HDFC ERGO is a 51:49 joint venture firm between HDFC and ERGO International AG, one of the insurance entities of the Munich Re Group in Germany operating in the insurance field under the BFSI sector. The company offers complete range of general insurance products in retail, corporate and rural sectors. The retail sector includes various products like health insurance, vehicle insurance, travel insurance, home insurance, personal accident insurance and cyber insurance. The Corporate sector includes products like liability, marine, and property insurance. Rural sector products include rainfall index insurance, Pradhan Mantri Fasal Bima Yojna and cattle insurance policy.

History 

HDFC Ltd. And ERGO International AG formed a joint venture firm named HDFC ERGO General Insurance Company Limited. ERGO became a 49% stakeholder in the Company in 2015. In June 2019,HDFC announced plans to acquire 51.2 per cent stake in Apollo Munich Health Insurance and later merged it with its general insurance arm, HDFC ERGO.
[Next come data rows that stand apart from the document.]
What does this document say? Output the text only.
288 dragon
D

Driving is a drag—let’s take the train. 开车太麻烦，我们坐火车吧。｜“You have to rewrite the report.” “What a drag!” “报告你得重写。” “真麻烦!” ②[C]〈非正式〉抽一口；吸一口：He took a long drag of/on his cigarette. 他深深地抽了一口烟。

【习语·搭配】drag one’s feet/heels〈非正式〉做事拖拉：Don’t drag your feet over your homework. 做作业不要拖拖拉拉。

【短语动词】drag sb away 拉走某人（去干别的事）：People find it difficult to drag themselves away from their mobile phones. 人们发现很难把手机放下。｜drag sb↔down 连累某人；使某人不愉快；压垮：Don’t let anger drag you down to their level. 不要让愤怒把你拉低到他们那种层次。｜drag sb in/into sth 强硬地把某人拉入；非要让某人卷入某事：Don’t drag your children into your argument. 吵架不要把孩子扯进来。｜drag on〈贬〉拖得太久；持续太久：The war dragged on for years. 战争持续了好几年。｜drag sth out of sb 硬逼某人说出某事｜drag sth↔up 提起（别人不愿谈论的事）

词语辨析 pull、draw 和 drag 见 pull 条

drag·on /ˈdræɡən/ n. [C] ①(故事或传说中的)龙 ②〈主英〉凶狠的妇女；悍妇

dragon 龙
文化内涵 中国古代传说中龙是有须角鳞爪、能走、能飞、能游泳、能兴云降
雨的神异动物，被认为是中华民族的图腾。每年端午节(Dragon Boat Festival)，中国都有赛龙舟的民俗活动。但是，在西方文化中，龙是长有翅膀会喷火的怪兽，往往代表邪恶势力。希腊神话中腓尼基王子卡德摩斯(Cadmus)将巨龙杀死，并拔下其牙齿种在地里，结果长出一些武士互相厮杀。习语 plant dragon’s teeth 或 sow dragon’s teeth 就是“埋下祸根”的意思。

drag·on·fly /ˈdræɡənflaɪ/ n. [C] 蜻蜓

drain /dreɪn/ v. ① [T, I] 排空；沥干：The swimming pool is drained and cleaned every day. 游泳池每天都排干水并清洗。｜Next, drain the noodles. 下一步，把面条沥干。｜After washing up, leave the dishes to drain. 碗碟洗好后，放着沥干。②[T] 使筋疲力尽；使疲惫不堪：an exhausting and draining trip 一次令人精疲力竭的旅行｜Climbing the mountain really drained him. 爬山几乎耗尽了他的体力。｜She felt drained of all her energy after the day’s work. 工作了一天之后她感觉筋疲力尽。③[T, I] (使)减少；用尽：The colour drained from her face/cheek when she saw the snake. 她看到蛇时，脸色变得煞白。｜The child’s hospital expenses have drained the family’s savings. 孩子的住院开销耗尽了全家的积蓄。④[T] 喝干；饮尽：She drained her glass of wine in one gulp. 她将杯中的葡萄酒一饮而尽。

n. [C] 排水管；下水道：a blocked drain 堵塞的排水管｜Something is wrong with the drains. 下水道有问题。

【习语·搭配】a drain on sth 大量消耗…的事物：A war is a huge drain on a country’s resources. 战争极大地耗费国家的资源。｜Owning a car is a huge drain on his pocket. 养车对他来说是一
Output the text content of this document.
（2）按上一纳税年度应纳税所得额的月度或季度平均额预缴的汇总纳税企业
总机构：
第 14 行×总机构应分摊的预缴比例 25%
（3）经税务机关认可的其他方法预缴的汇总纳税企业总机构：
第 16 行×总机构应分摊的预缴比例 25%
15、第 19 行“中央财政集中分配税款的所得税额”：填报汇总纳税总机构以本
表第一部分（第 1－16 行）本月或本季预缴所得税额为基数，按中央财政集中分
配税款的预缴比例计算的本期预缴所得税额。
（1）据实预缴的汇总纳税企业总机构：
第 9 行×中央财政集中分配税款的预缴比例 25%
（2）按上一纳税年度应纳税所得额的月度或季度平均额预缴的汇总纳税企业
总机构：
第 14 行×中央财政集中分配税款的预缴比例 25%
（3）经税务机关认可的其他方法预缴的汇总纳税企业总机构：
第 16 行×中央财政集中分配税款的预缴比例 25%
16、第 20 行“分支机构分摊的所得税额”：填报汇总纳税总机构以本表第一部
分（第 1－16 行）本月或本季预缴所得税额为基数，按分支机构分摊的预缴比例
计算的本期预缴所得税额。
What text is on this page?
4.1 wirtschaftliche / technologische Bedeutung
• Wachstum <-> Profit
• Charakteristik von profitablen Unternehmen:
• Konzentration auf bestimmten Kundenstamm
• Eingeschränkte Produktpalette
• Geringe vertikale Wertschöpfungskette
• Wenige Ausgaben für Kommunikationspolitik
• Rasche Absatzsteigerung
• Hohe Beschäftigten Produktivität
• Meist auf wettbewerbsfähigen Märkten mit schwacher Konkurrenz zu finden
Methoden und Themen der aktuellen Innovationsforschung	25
In 2020, HDFC Ergo Health Insurance( earlier known as Apollo Munich Health Insurance) merged with the company after the receipt of final approval from the Insurance Regulatory and Development Authority of India (IRDAI) making it the second-largest private insurer in the accident and health insurance business. With this merger, the company's product suite expanded to over 50 in this segment.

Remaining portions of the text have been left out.